School of Energy & Chemical Engineering, Ulsan National Institute of Science and Technology (UNIST), Ulsan, Republic of Korea.
Department of Biomedical Engineering, Ulsan National Institute of Science and Technology (UNIST), Ulsan, Republic of Korea.
Biotechnol J. 2022 Mar;17(3):e2000416. doi: 10.1002/biot.202000416. Epub 2021 May 28.
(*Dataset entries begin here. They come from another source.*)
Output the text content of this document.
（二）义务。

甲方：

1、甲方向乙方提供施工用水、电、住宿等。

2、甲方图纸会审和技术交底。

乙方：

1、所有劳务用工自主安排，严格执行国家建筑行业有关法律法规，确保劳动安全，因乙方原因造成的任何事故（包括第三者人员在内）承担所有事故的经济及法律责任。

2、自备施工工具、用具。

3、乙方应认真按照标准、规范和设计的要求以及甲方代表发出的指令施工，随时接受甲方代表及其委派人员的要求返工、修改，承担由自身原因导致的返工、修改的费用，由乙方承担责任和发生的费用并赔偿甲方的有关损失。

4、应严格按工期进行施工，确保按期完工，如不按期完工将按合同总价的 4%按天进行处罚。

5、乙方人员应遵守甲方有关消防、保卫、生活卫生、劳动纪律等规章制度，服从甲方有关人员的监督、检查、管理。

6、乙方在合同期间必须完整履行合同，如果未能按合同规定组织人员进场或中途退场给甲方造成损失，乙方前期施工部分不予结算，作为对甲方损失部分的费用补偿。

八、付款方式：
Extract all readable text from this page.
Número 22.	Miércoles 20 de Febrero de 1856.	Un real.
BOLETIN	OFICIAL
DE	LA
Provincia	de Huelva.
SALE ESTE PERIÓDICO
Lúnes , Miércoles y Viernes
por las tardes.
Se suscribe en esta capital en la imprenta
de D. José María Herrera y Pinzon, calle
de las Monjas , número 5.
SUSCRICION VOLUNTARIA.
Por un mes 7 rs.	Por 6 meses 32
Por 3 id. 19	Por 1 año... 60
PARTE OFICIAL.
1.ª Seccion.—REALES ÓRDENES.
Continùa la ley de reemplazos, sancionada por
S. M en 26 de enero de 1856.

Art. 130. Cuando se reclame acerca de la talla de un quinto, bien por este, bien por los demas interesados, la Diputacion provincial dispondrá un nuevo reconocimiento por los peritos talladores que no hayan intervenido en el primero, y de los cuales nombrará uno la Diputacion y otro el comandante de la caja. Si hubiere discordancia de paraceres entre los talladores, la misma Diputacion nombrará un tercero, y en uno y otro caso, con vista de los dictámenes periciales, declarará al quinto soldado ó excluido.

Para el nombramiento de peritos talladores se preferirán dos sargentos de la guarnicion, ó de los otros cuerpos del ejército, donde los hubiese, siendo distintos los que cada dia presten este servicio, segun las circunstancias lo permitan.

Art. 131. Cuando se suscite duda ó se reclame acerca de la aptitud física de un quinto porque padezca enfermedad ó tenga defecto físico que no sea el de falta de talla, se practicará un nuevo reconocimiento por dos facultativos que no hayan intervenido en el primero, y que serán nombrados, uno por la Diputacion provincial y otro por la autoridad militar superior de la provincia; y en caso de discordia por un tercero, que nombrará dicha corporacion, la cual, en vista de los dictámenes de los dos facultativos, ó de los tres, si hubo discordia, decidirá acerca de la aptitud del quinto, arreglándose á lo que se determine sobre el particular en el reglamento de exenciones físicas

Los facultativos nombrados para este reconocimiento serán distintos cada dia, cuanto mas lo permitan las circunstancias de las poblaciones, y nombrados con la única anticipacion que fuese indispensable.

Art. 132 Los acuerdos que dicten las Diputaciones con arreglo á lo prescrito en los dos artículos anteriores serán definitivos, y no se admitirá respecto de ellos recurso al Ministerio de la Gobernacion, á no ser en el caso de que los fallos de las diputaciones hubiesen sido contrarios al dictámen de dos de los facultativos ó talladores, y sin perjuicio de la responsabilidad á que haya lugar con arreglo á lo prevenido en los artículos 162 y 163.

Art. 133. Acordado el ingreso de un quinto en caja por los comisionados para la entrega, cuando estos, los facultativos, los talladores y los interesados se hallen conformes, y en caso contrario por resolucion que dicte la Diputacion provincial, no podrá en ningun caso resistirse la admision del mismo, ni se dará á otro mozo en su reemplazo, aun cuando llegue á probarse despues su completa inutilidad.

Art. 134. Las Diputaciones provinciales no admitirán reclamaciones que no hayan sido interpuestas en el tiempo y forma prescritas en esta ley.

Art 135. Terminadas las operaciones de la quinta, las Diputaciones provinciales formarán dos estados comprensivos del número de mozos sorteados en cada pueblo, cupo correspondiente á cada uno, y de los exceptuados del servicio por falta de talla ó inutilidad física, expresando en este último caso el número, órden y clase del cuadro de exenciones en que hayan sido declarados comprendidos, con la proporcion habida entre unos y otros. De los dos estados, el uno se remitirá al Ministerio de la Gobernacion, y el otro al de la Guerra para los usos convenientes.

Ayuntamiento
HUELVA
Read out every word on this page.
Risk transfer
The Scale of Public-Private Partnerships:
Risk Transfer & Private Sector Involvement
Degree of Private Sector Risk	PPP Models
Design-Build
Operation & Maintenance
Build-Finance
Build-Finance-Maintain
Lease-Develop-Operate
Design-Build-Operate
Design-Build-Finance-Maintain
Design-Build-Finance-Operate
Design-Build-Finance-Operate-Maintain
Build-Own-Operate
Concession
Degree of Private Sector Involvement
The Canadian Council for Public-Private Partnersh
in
In this study, whole-cell biotransformation was conducted to produce nonanedioic acid from nonanoic acid by expressing the alkane hydroxylating system (AlkBGT) from Pseudomonas putida GPo1 in Escherichia coli. Following adaptive laboratory evolution, an efficient E. coli mutant strain, designated as MRE, was successfully obtained, demonstrating the fastest growth (27-fold higher) on nonanoic acid as the sole carbon source compared to the wild-type strain. Additionally, the MRE strain was engineered to block nonanoic acid degradation by deleting fadE. The resulting strain exhibited a 12.8-fold increase in nonanedioic acid production compared to the wild-type strain. Six mutations in acrR, P , dppA, P , e14, and yeaR were identified in the mutant MRE strain, which was characterized using genomic modifications and RNA-sequencing. The acquired mutations were found to be beneficial for rapid growth and nonanedioic acid production.
在这项研究中,通过在大肠杆菌中表达来自恶臭假单胞菌 GPo1 的烷烃羟化系统 (AlkBGT),进行了全细胞生物转化,以从壬酸生产壬二酸。经过适应性实验室进化,成功获得了一种高效的大肠杆菌突变株,命名为 MRE,与野生型菌株相比,其在壬酸作为唯一碳源上的生长速度最快(提高了 27 倍)。此外,通过删除 fadE 来阻断壬酸的降解,对 MRE 菌株进行了工程改造。与野生型菌株相比,该菌株的壬二酸产量增加了 12.8 倍。在突变株 MRE 中鉴定出了 acrR、P、dppA、P、e14 和 yeaR 中的 6 个突变,通过基因组修饰和 RNA 测序对其进行了表征。发现获得的突变有利于快速生长和壬二酸的生产。